[Sur la volonté d’une institutrice genevoise de porter le voile à l’école]
Le 28 février dernier, sous le titre
“Les intellectuels, l’islam et l’Algérie”, vous avez publié un article de M.
Hani Ramadan dans lequel il minimise la responsabilité des islamistes dans les
massacres quotidiennement commis en Algérie; le 13 mars, dans votre rubrique
“courrier”, une lettre du même dans laquelle il se déclare, une fois de plus,
choqué par l’interdiction signifiée à une institutrice de porter en classe le
voile islamique. Tout est lié, hélas: dans les deux écrits que vous avez
accueillis, M. Hani Ramadan, citoyen suisse, révèle ce pour quoi il milite:
l’application littérale du droit islamique et la reconnaissance de sa
supériorité sur toute loi démocratiquement votée, laquelle a pour vice
rédhibitoire de n’être qu’humaine.
Commençons par la question du voile.
J’ai beau lire et relire les deux citations coraniques livrées au scepticisme
des non musulmans, je constate que dans la première, il est simplement enjoint
aux croyantes de rabattre leurs voiles sur leurs poitrines; et que dans la seconde,
il leur est dit de se couvrir de leurs voiles sans qu’il soit aucunement
précisé quelle(s) partie(s) du corps est (sont) visée(s) dans ce qui,
d’ailleurs, est énoncé davantage comme une recommandation que comme une
injonction.
Citation pour citation, donnons la
parole à M. Soheib Bencheikh, grand mufti de Marseille, une autorité en la
matière. Interrogé sur l’éventuel fondement religieux de l’obligation que
certains musulmans font aux femmes de porter le voile, le théologien répond
sans la moindre équivoque: “Il ne s’agit
pas de l’islam, mais d’un machisme méditerranéen doublé d’une vision archaïque
du droit musulman. Il est anormal que cette interprétation des textes sacrés,
faite pour une société qui n’existe plus, reste telle quelle. C’est comme si,
aujourd’hui, la France continuait d’appliquer une juridiction remontant à
l’Inquisition ou aux préceptes en vigueur à l’époque des Croisades. Les
islamistes s’appuient sur une théologie qui n’a plus lieu d’être. Ils
appliquent à la lettre un droit canon archaïque.” [1]

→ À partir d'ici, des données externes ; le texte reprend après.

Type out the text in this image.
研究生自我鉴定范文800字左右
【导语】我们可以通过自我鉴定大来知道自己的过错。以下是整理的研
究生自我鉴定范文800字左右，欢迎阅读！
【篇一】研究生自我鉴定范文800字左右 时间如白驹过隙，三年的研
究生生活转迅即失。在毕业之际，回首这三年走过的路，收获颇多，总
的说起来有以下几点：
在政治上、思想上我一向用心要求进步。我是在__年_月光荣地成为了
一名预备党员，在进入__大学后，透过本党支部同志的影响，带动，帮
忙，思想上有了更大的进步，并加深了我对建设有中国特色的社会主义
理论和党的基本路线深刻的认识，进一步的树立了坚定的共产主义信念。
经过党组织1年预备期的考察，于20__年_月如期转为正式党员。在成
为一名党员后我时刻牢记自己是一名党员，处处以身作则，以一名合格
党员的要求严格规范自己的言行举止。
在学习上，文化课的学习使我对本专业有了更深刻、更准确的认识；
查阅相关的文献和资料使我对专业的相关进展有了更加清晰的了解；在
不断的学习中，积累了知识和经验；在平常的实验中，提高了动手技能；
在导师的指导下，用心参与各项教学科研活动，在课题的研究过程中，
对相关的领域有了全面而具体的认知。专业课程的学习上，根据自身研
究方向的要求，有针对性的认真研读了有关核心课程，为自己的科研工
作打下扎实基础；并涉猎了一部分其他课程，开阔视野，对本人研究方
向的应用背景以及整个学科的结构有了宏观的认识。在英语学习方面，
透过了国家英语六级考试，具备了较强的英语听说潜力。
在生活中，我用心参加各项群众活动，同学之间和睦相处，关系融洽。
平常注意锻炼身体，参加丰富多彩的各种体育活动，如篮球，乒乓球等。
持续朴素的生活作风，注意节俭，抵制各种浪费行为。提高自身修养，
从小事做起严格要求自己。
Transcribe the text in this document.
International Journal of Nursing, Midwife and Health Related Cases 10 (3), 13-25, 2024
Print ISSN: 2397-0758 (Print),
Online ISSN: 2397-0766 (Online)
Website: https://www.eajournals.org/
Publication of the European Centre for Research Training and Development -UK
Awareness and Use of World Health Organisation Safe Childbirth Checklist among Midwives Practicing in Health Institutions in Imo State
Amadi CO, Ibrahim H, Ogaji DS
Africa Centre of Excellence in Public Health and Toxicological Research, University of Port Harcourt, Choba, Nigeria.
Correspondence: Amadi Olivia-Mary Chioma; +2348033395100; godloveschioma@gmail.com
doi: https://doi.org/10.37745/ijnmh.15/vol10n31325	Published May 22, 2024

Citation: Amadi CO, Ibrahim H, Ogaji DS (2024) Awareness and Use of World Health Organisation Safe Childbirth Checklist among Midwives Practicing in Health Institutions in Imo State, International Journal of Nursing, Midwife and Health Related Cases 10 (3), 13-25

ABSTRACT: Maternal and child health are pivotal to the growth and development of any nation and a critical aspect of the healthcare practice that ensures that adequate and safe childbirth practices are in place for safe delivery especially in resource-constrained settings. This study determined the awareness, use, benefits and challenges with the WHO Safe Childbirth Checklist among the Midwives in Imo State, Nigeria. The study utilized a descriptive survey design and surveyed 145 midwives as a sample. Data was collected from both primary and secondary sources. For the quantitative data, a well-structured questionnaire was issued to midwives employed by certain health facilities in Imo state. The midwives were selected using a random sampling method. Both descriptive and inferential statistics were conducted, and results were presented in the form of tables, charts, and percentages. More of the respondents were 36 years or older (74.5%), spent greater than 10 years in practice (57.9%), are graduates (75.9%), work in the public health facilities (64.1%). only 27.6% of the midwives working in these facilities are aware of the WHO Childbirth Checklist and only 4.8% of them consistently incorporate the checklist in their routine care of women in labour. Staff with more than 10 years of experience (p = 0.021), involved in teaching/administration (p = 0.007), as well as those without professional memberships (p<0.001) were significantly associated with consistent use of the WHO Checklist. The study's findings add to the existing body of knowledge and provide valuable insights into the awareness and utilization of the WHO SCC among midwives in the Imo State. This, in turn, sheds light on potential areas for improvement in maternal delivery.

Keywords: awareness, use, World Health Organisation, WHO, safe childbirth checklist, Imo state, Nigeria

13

Ajoutons ceci: deux États musulmans
interdisent aux femmes de porter le voile dans les lieux publics: la Turquie,
où la loi, qui a plus de 60 ans, fut décrétée pour que la Turquie devînt un
état moderne et laïque; et, récemment, la Tunisie, afin que fussent évitées les
inévitables dérives intégristes liées au port de ce très fort emblème politico-religieux.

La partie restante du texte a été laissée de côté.